Biografia de Luis Echeverria Alvarez

(1922-01-16 - desconhecido)

Luis Echeverria Alvarez
Político mexicano, o Presidente da República (1970-1976)

Ele nasceu em 16 de janeiro de 1922 na Cidade do México.
Filho de Rodolfo Echeverría e Catalina Alvarez.
Ele estudou direito na Universidade Nacional Autônoma do México (UNAM). Ele trabalhou como secretário particular do general Rodolfo Sánchez Taboada, Presidente do Partido revolucionário institucional (PRI), foi Secretário de imprensa e oficial sênior do Ministério da educação.

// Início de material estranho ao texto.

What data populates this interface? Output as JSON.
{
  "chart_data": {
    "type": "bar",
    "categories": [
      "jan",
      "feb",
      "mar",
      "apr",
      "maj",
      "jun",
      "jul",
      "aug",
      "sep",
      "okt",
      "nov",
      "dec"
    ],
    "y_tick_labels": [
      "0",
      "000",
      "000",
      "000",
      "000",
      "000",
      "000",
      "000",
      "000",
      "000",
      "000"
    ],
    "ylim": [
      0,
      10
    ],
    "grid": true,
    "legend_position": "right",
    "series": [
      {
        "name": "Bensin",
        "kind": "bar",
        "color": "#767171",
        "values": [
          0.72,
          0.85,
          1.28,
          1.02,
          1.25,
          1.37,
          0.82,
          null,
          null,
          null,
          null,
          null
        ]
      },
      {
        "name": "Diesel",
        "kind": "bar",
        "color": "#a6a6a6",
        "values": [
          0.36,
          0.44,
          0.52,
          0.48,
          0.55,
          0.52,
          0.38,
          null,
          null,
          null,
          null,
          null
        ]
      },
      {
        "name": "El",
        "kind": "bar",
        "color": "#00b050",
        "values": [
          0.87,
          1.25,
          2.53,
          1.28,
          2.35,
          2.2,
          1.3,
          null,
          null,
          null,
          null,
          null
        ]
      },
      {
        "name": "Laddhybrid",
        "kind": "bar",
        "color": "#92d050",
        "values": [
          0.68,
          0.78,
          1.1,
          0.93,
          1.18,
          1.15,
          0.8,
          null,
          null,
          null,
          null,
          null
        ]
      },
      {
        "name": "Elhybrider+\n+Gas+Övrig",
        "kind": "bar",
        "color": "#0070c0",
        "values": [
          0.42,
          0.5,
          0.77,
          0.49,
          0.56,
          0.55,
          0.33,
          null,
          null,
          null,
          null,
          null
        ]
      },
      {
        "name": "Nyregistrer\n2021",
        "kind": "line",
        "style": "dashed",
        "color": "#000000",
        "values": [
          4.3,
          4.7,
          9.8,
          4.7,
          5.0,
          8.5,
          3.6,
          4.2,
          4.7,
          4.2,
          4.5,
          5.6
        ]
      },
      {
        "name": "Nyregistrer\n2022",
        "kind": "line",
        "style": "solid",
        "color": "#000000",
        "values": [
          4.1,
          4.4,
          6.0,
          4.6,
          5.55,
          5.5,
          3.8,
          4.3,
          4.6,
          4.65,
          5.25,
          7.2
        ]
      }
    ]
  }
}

Quando massacre quadrado de três culturas ocorreu em agosto de 1968, foi secretário do Interior no gabinete do Presidente Gustavo Díaz Ordaz (1964-1970).

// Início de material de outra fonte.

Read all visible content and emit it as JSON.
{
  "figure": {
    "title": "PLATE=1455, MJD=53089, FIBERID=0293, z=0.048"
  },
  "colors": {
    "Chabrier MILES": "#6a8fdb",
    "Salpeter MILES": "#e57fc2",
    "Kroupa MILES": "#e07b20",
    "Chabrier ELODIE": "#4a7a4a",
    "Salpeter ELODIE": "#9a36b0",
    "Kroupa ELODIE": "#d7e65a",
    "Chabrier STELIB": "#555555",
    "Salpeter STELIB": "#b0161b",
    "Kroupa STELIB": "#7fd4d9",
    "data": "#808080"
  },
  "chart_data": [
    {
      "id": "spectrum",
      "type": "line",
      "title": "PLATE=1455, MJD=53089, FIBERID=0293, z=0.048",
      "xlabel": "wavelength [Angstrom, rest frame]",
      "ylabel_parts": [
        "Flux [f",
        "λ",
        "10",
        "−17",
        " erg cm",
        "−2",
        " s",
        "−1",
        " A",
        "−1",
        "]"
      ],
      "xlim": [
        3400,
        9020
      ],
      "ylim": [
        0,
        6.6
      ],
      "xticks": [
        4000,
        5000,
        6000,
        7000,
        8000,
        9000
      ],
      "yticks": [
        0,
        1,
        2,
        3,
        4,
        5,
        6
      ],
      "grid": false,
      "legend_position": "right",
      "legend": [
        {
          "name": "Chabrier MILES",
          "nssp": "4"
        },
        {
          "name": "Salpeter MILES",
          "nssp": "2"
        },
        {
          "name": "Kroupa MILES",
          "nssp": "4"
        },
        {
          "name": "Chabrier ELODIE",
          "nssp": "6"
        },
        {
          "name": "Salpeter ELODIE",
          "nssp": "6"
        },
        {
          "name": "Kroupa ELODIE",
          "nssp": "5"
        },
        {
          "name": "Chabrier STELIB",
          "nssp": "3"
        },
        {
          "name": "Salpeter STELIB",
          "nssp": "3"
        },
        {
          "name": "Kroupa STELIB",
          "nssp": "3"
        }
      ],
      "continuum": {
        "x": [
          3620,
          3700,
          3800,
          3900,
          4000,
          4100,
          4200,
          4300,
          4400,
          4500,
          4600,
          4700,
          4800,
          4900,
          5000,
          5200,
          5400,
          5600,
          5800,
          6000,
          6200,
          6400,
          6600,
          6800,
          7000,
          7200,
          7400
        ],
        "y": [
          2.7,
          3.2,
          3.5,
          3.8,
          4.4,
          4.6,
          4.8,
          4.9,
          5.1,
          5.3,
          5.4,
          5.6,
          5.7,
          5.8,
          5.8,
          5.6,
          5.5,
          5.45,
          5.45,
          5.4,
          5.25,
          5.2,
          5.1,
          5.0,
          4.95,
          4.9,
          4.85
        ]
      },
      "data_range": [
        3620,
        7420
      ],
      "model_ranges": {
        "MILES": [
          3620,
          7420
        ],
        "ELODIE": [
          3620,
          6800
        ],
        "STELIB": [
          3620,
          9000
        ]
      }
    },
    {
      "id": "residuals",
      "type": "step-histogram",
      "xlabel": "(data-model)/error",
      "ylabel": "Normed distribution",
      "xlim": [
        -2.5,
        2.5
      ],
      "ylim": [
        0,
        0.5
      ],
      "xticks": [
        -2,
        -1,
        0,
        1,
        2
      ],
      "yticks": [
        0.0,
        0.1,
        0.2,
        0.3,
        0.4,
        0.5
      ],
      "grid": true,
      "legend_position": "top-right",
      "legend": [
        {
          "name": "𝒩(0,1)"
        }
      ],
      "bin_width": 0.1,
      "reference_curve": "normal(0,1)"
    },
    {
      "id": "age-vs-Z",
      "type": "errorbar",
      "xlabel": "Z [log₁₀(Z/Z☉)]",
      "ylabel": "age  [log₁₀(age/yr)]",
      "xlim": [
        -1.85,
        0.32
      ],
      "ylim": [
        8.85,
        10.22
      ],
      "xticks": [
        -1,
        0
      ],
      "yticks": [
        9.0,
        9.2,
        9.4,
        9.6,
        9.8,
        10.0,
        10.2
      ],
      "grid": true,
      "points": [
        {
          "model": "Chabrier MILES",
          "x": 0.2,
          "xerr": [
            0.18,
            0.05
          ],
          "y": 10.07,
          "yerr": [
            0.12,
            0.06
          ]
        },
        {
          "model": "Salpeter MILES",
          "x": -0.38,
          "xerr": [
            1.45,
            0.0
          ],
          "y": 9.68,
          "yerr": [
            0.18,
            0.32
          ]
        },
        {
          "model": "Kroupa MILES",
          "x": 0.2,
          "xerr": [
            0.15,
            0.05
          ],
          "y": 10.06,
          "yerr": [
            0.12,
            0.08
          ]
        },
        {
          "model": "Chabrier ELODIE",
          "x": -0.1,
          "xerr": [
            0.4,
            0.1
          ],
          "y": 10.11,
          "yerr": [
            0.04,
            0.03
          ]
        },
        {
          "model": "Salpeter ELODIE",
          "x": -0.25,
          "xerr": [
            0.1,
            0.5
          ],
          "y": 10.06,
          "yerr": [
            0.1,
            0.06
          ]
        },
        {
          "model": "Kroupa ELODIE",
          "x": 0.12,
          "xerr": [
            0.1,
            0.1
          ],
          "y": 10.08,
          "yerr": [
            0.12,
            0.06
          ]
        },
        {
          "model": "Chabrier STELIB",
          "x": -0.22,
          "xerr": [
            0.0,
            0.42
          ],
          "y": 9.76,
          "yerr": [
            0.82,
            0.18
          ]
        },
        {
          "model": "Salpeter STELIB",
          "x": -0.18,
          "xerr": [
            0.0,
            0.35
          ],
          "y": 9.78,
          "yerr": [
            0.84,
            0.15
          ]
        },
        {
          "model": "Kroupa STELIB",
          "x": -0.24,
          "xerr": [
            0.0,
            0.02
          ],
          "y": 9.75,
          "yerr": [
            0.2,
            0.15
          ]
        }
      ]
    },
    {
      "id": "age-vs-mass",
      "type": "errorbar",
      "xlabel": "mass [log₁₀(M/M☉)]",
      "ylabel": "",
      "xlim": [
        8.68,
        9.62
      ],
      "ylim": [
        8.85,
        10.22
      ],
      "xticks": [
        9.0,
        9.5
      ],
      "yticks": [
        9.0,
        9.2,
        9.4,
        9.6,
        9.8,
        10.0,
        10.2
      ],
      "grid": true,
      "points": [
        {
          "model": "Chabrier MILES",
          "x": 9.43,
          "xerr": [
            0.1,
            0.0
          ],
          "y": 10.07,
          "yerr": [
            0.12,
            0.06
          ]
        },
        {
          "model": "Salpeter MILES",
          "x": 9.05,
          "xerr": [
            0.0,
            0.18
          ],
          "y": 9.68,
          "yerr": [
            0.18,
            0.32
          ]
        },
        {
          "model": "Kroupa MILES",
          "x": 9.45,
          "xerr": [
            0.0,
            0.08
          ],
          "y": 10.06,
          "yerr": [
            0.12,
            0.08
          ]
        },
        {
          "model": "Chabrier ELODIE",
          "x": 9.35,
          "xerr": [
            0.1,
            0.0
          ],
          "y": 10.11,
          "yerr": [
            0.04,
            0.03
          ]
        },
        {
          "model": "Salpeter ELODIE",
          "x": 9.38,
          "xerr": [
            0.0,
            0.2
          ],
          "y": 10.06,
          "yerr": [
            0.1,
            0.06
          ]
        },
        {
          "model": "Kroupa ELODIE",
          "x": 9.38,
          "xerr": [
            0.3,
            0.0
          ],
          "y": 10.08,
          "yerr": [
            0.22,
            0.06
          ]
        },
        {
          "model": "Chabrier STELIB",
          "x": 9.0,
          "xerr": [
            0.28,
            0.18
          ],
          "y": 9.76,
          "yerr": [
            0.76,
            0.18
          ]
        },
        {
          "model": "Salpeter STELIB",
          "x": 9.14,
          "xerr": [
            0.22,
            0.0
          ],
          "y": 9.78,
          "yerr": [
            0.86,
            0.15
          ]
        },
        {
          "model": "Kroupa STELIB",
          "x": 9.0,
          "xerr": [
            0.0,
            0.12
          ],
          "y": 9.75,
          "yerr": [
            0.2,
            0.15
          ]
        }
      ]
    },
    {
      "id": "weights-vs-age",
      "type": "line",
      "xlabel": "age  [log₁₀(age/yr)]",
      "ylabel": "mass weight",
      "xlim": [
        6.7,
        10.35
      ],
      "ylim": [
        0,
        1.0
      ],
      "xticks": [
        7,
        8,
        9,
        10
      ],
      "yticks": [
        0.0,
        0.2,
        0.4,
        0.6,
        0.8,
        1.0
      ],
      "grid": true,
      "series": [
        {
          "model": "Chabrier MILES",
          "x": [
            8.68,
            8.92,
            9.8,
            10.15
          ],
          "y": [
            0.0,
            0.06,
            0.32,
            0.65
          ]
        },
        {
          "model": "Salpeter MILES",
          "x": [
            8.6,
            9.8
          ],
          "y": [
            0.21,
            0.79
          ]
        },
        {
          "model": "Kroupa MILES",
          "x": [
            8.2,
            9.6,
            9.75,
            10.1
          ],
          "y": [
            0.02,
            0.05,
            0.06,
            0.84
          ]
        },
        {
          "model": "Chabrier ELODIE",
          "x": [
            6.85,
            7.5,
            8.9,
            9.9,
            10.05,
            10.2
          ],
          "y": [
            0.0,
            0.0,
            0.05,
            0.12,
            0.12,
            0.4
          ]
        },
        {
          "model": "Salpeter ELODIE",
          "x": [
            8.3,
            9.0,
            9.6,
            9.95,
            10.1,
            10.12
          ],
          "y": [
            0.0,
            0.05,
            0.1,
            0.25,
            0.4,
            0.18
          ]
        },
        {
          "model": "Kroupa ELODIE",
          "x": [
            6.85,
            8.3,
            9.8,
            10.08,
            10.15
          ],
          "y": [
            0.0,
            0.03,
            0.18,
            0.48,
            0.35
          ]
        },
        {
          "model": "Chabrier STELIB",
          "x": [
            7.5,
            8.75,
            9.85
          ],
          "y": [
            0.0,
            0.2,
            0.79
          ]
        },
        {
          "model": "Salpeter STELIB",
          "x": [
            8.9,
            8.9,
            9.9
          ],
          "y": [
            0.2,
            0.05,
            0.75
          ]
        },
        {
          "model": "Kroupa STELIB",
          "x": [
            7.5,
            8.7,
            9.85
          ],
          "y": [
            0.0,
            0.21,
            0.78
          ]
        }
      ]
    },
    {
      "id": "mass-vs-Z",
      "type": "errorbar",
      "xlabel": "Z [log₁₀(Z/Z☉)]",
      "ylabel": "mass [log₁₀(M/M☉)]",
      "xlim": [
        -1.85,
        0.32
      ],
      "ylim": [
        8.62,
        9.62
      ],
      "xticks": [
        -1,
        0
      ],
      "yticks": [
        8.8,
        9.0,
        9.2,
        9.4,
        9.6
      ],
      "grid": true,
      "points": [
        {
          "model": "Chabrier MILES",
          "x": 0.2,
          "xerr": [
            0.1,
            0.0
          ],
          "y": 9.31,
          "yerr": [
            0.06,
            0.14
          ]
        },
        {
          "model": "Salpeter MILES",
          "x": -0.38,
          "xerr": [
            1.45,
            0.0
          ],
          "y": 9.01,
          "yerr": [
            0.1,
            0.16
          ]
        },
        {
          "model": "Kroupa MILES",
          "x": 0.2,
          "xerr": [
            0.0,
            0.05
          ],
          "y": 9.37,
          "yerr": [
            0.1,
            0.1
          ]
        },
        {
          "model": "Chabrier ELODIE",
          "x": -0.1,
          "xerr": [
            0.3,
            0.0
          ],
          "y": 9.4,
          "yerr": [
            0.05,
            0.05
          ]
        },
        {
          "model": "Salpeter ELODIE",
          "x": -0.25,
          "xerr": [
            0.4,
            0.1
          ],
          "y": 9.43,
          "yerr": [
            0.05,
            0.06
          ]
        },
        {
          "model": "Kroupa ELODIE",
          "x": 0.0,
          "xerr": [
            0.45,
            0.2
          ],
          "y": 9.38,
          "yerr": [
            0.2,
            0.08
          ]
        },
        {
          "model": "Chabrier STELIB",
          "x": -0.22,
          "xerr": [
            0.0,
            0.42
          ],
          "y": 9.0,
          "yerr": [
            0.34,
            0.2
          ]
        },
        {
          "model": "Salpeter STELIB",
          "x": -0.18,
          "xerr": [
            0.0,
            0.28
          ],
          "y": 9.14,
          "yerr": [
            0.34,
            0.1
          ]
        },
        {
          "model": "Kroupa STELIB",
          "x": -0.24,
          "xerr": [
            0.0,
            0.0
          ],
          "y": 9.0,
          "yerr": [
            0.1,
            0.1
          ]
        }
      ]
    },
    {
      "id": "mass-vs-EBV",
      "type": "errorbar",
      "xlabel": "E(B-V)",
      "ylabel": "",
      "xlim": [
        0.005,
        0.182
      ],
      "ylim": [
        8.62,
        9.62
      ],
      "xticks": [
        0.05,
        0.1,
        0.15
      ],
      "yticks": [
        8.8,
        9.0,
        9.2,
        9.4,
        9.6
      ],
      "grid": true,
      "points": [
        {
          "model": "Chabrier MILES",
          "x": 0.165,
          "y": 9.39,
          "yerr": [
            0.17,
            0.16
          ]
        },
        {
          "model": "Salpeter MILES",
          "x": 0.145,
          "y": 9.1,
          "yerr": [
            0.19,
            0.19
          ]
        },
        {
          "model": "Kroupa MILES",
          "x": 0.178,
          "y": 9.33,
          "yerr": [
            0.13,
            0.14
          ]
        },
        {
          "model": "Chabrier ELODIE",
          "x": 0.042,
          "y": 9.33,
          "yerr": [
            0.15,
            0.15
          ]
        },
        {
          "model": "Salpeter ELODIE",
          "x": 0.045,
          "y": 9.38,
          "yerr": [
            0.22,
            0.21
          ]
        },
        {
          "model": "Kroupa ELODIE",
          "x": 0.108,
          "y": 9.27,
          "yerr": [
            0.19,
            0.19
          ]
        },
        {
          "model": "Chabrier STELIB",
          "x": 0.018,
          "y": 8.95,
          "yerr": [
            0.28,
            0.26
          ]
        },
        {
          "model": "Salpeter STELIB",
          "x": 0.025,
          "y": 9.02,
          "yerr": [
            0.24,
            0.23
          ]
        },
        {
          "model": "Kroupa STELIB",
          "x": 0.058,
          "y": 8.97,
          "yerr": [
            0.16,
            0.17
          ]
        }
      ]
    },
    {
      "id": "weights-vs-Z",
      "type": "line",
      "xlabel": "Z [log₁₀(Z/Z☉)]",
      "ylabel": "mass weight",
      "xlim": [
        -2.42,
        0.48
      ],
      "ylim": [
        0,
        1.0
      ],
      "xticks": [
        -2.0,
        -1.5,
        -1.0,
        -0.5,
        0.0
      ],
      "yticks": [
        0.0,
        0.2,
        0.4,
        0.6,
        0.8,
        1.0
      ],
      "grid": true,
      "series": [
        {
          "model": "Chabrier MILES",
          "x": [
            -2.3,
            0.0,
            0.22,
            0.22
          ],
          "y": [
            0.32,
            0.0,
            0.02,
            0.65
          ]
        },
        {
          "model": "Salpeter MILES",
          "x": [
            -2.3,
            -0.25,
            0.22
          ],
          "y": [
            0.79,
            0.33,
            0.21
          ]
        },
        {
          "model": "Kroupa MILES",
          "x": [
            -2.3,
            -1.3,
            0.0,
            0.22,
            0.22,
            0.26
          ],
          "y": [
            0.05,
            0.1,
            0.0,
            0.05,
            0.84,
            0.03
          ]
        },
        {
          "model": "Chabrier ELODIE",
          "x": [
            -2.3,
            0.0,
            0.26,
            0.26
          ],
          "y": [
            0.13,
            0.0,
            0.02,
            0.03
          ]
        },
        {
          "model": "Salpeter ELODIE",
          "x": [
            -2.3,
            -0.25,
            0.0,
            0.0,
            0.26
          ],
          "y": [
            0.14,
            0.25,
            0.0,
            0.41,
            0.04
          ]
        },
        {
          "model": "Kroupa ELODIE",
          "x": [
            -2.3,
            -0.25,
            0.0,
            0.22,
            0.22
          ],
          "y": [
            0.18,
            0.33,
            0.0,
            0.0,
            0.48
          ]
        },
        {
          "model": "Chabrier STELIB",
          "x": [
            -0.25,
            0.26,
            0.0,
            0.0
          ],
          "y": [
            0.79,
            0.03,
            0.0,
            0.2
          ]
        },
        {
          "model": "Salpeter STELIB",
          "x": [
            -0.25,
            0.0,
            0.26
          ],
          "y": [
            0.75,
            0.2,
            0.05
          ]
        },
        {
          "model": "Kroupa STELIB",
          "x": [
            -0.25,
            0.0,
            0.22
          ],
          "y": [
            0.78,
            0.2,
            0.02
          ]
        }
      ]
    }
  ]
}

Ele ganhou as eleições de 1970, tornando-se Presidente. Seu mandato tem acelerado o ritmo de investimento público e prorrogado o diálogo entre o governo e jovens, trabalhadores e camponeses, reforçou a presença do México em todos os organismos e fóruns internacionais. Ele viajou para o Japão, Canadá, Europa Ocidental, a União Soviética e China Popular, mais tarde à América do Sul e, eventualmente, África e nações árabes, Oriente Médio e da Índia. Dentro ele fez várias nacionalizações, como o cobre, em 1971 e promoveu a distribuição de terras aos camponeses. Ele criou o Instituto mexicano de comércio exterior (IMCE). A crise econômica global também se manifestou no México com o fenômeno que jornalistas chamado "fraco", que consistia em desordenada e rápida elevação dos preços, a escassez de capital de giro e uma forte tendência ao desemprego. Graças ao investimento público cresceu óleo de produção, elétrico e de aço; duplicou a malha rodoviária e construiu novos aeroportos. Para resolver de alguma forma a situação económica do país, ele criou a Comissão nacional tripartite, formada por empresários, líderes trabalhistas e funcionários públicos. Este comité nasceu INFONAVIT.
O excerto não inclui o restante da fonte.